É muito o que queria que fosse a minha estreia. Já andava a tocar aquelas músicas há algum tempo e senti que precisavam de ser gravadas para poder passar para outras. Por isso não, não mudava nada. Gosto dele assim como é. 
 
Alguma vez te sentes aprisionado dentro do som de Jibóia?
 
Engraçado, porque comecei a fazer música para jibóia exactamente com esse intuito: não me aprisionar musicalmente por nada nem ninguém. Posso experimentar tudo e fazer o que quiser. Essa liberdade é tentadora e é com ela que quero e vou continuar a fazer coisas. Mas o engraçado é que dentro da liberdade, arranjas sempre algo em que podes sem querer ficar preso, e depois o verdadeiro desafio é estares constantemente a tentar desprender-te disso.
 
Achas que alguma vez Jibóia pode vir a ter outros membros, como tem por exemplo a Ana Miró ao vivo?
 
A cobra foi feita a pensar sempre noutros membros, como quem diz colaborações. Como viste, sempre fui habituado a fazer música rodeado de gente, já toquei (e toco) com muitos e quero tocar com muitos mais.

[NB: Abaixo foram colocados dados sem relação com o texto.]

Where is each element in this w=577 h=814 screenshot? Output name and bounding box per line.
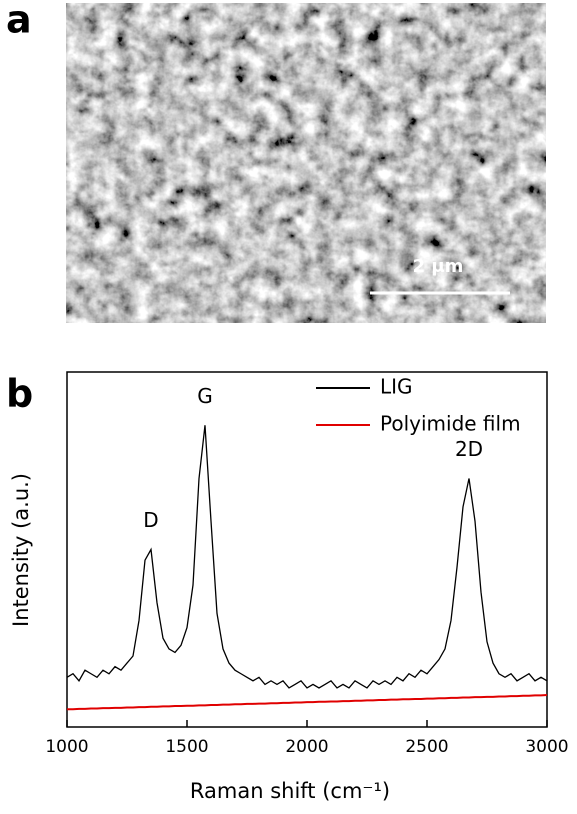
legend-label: Polyimide film [380,412,521,436]
legend-label: LIG [380,375,413,399]
x-tick-label: 3000 [525,737,568,757]
x-axis-label: Raman shift (cm⁻¹) [190,779,390,803]
x-tick-label: 2500 [405,737,448,757]
peak-label: G [197,384,213,408]
peak-label: 2D [455,437,483,461]
x-tick-label: 1000 [45,737,88,757]
panel-label: a [6,0,32,42]
y-axis-label: Intensity (a.u.) [9,473,33,627]
x-tick-label: 2000 [285,737,328,757]
sem-texture [66,3,546,323]
x-tick-label: 1500 [165,737,208,757]
panel-label: b [6,372,33,416]
line-series [66,425,548,689]
line-series [67,694,548,711]
scale-bar-label: 2 μm [413,256,464,277]
peak-label: D [143,508,158,532]
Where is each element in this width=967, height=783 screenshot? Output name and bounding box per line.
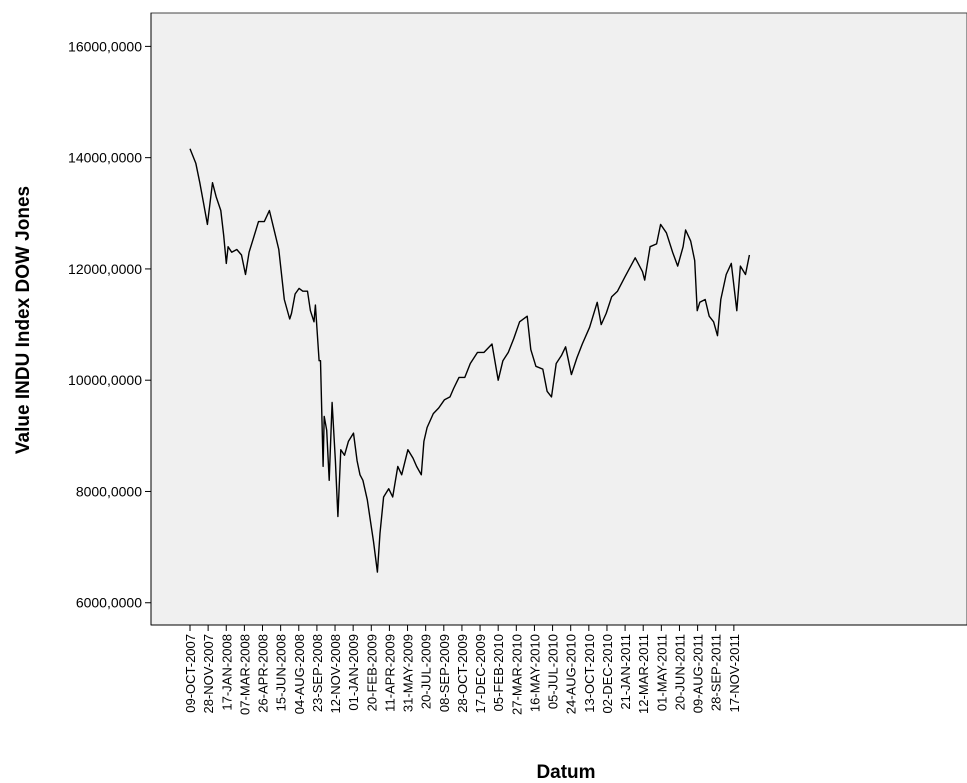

Mas Jibóia serei sempre só eu (como a cobra, só tem um membro). Os outros são répteis diferentes que vou encontrando pelo caminho.
 
Fala-nos do projecto alargado que levas ao Milhões. O que é que nos podes contar acerca disso?
 
É uma experiência. Músicas que foram feitas para serem tocadas por um, a serem tocadas por muitos. A ideia é simplesmente essa: pegar num punhado de amigos e transcrever aquelas músicas solitárias para o oposto. Há uma bateria-chave, um baixo a sério, percussões, milhões de guitarras, vozes, roupas à medida e muita livreza. Está a ser uma experiência única, que foi desde o início o objectivo principal.


 
Como estão a correr os ensaios?
 
Bem. Há muita gente diferente com linguagens diferentes, que é o que torna as músicas mesmo diferentes do que elas eram, isso é espantoso. É muito complicado gerir uma “produção” assim: espaços, horários, material, trabalho…é muita coisa ao mesmo tempo. Mas com muito boa gente a ajudar no que pode, a coisa vai-se dando, e cada vez que ouço uma música minha tocada por aquela gente toda, soa a cheio. E cheio de bom. Um cheio extra-musical, que ainda é melhor.
 
Um disco a sério, é uma coisa que te passa pela cabeça neste momento?
 
Não penso muito nos discos em termos temporais. Foi uma coisa em que deixei cada vez mais de pensar, não sei porquê. Se tiver 5 músicas que sejam coesas e façam sentido juntas, vou tentar lança-las. Não vou esperar por ter 10. Se tiver 10 nesses moldes, vamos a isso. Se tiver duas, faz-se um 7”. Para mim o que interessa é fazer. Se é a sério ou a brincar, é uma fronteira que me fascina não pensar.